Some research said that women who gain more weight in early pregnancy are more likely to deliver unusually large babies, who may be prone to a host of health problems later in life, new research shows.
ggplot(df,aes(x=df$DBWT,y=df$WTGAIN))+ geom_point()
The relationship between between birth weight of weight gained by mother is not strong but there is a positive correlation; which means that the higher weight gained, the higher weight of born babies.

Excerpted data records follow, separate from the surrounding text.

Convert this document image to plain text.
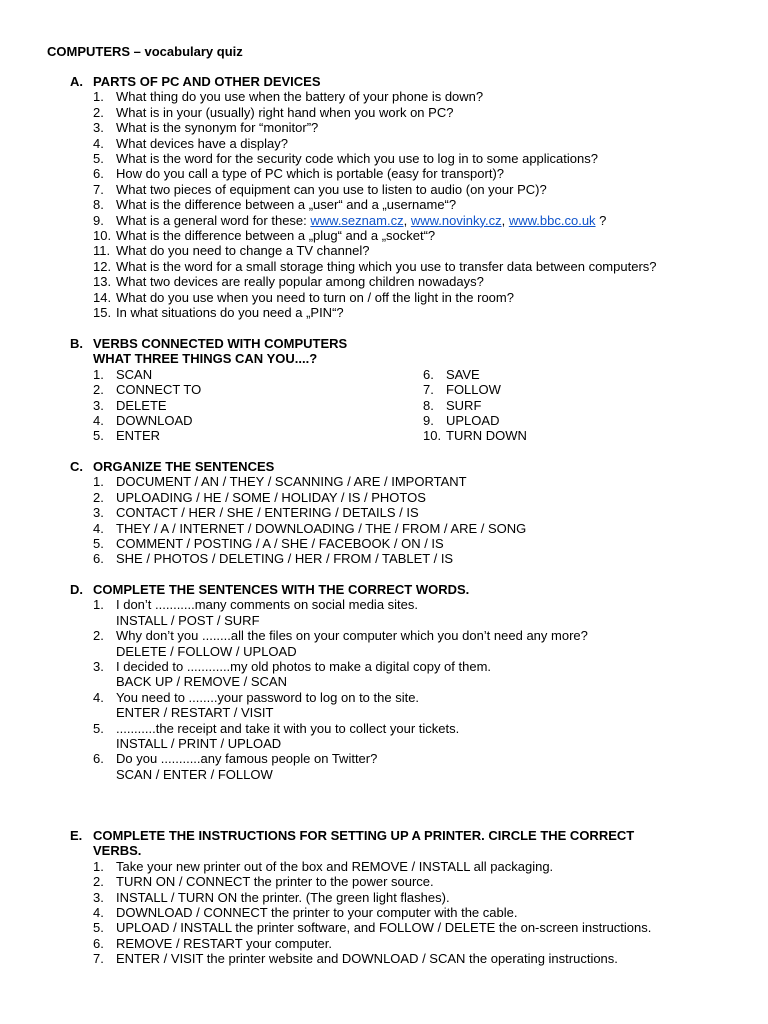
COMPUTERS – vocabulary quiz
A. PARTS OF PC AND OTHER DEVICES
1. What thing do you use when the battery of your phone is down?
2. What is in your (usually) right hand when you work on PC?
3. What is the synonym for “monitor”?
4. What devices have a display?
5. What is the word for the security code which you use to log in to some applications?
6. How do you call a type of PC which is portable (easy for transport)?
7. What two pieces of equipment can you use to listen to audio (on your PC)?
8. What is the difference between a „user“ and a „username“?
9. What is a general word for these: www.seznam.cz, www.novinky.cz, www.bbc.co.uk ?
10. What is the difference between a „plug“ and a „socket“?
11. What do you need to change a TV channel?
12. What is the word for a small storage thing which you use to transfer data between computers?
13. What two devices are really popular among children nowadays?
14. What do you use when you need to turn on / off the light in the room?
15. In what situations do you need a „PIN“?
B. VERBS CONNECTED WITH COMPUTERS
WHAT THREE THINGS CAN YOU....?
1. SCAN
2. CONNECT TO
3. DELETE
4. DOWNLOAD
5. ENTER
6. SAVE
7. FOLLOW
8. SURF
9. UPLOAD
10. TURN DOWN
C. ORGANIZE THE SENTENCES
1. DOCUMENT / AN / THEY / SCANNING / ARE / IMPORTANT
2. UPLOADING / HE / SOME / HOLIDAY / IS / PHOTOS
3. CONTACT / HER / SHE / ENTERING / DETAILS / IS
4. THEY / A / INTERNET / DOWNLOADING / THE / FROM / ARE / SONG
5. COMMENT / POSTING / A / SHE / FACEBOOK / ON / IS
6. SHE / PHOTOS / DELETING / HER / FROM / TABLET / IS
D. COMPLETE THE SENTENCES WITH THE CORRECT WORDS.
1. I don’t ...........many comments on social media sites.
INSTALL / POST / SURF
2. Why don’t you ........all the files on your computer which you don’t need any more?
DELETE / FOLLOW / UPLOAD
3. I decided to ............my old photos to make a digital copy of them.
BACK UP / REMOVE / SCAN
4. You need to ........your password to log on to the site.
ENTER / RESTART / VISIT
5. ...........the receipt and take it with you to collect your tickets.
INSTALL / PRINT / UPLOAD
6. Do you ...........any famous people on Twitter?
SCAN / ENTER / FOLLOW
E. COMPLETE THE INSTRUCTIONS FOR SETTING UP A PRINTER. CIRCLE THE CORRECT
VERBS.
1. Take your new printer out of the box and REMOVE / INSTALL all packaging.
2. TURN ON / CONNECT the printer to the power source.
3. INSTALL / TURN ON the printer. (The green light flashes).
4. DOWNLOAD / CONNECT the printer to your computer with the cable.
5. UPLOAD / INSTALL the printer software, and FOLLOW / DELETE the on-screen instructions.
6. REMOVE / RESTART your computer.
7. ENTER / VISIT the printer website and DOWNLOAD / SCAN the operating instructions.
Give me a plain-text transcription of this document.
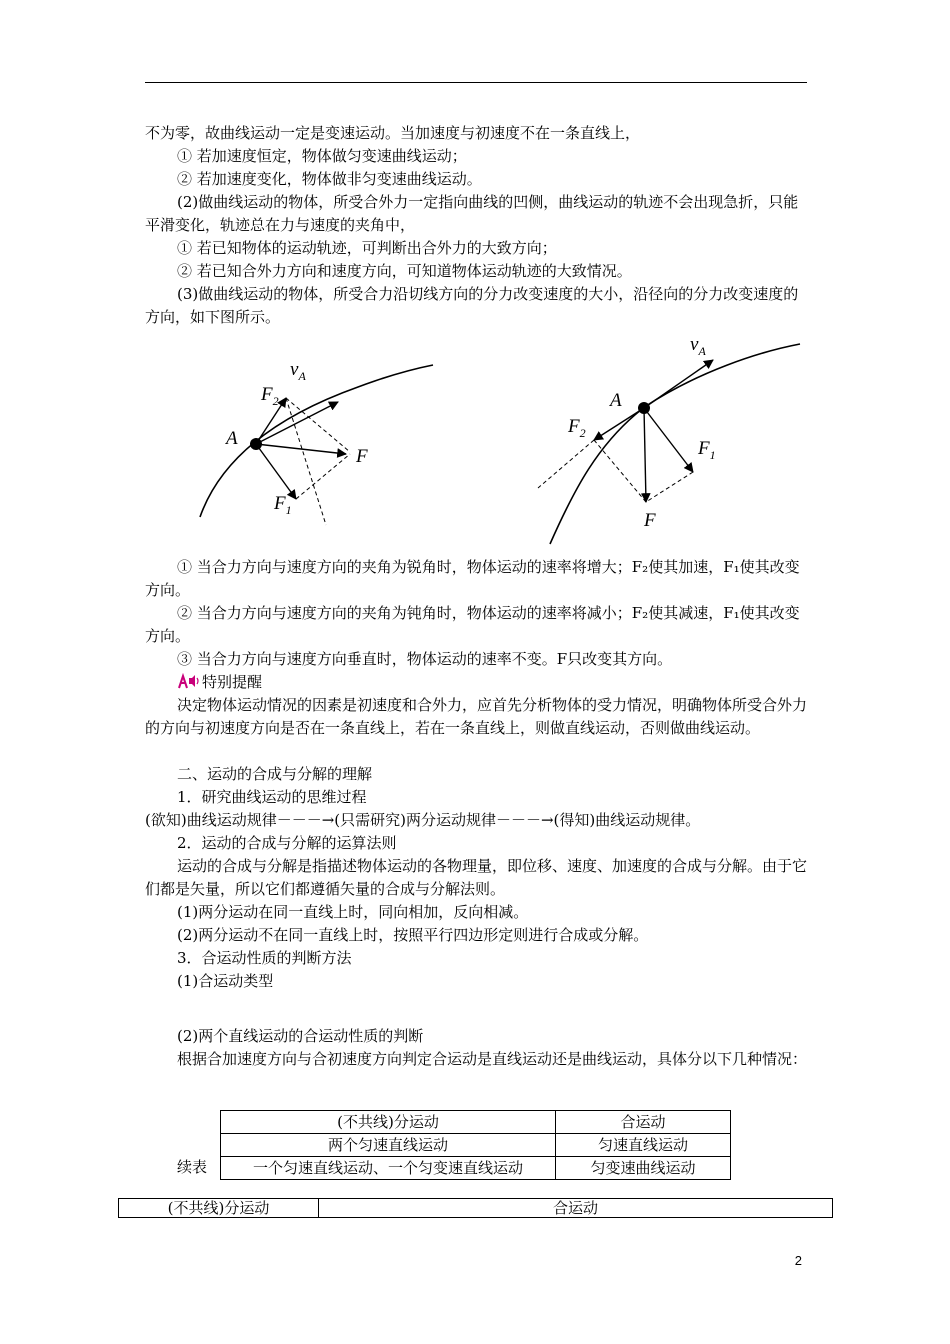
不为零，故曲线运动一定是变速运动。当加速度与初速度不在一条直线上，
① 若加速度恒定，物体做匀变速曲线运动；
② 若加速度变化，物体做非匀变速曲线运动。
(2)做曲线运动的物体，所受合外力一定指向曲线的凹侧，曲线运动的轨迹不会出现急折，只能平滑变化，轨迹总在力与速度的夹角中，
① 若已知物体的运动轨迹，可判断出合外力的大致方向；
② 若已知合外力方向和速度方向，可知道物体运动轨迹的大致情况。
(3)做曲线运动的物体，所受合力沿切线方向的分力改变速度的大小，沿径向的分力改变速度的方向，如下图所示。
$v_A$
$F_2$
A
F
$F_1$
$v_A$
A
$F_2$
$F_1$
F
① 当合力方向与速度方向的夹角为锐角时，物体运动的速率将增大；F₂使其加速，F₁使其改变方向。
② 当合力方向与速度方向的夹角为钝角时，物体运动的速率将减小；F₂使其减速，F₁使其改变方向。
③ 当合力方向与速度方向垂直时，物体运动的速率不变。F只改变其方向。
特别提醒
决定物体运动情况的因素是初速度和合外力，应首先分析物体的受力情况，明确物体所受合外力的方向与初速度方向是否在一条直线上，若在一条直线上，则做直线运动，否则做曲线运动。
二、运动的合成与分解的理解
1．研究曲线运动的思维过程
(欲知)曲线运动规律－－－→(只需研究)两分运动规律－－－→(得知)曲线运动规律。
2．运动的合成与分解的运算法则
运动的合成与分解是指描述物体运动的各物理量，即位移、速度、加速度的合成与分解。由于它们都是矢量，所以它们都遵循矢量的合成与分解法则。
(1)两分运动在同一直线上时，同向相加，反向相减。
(2)两分运动不在同一直线上时，按照平行四边形定则进行合成或分解。
3．合运动性质的判断方法
(1)合运动类型
(2)两个直线运动的合运动性质的判断
根据合加速度方向与合初速度方向判定合运动是直线运动还是曲线运动，具体分以下几种情况：
(不共线)分运动	合运动
两个匀速直线运动	匀速直线运动
一个匀速直线运动、一个匀变速直线运动	匀变速曲线运动
续表
(不共线)分运动	合运动
2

We also want to understand the relationship between the APGAR score and the birth weight. The APGAR score indicates the health status of a newborn. Lower APGAR means the newborn has difficulties.
ggplot(df,aes(y=df$DBWT,x=as.factor(df$APGAR5),fill=as.factor(df$APGAR5)))+ geom_boxplot()
In general, the newborn has the lower weight when they have lower APGAR.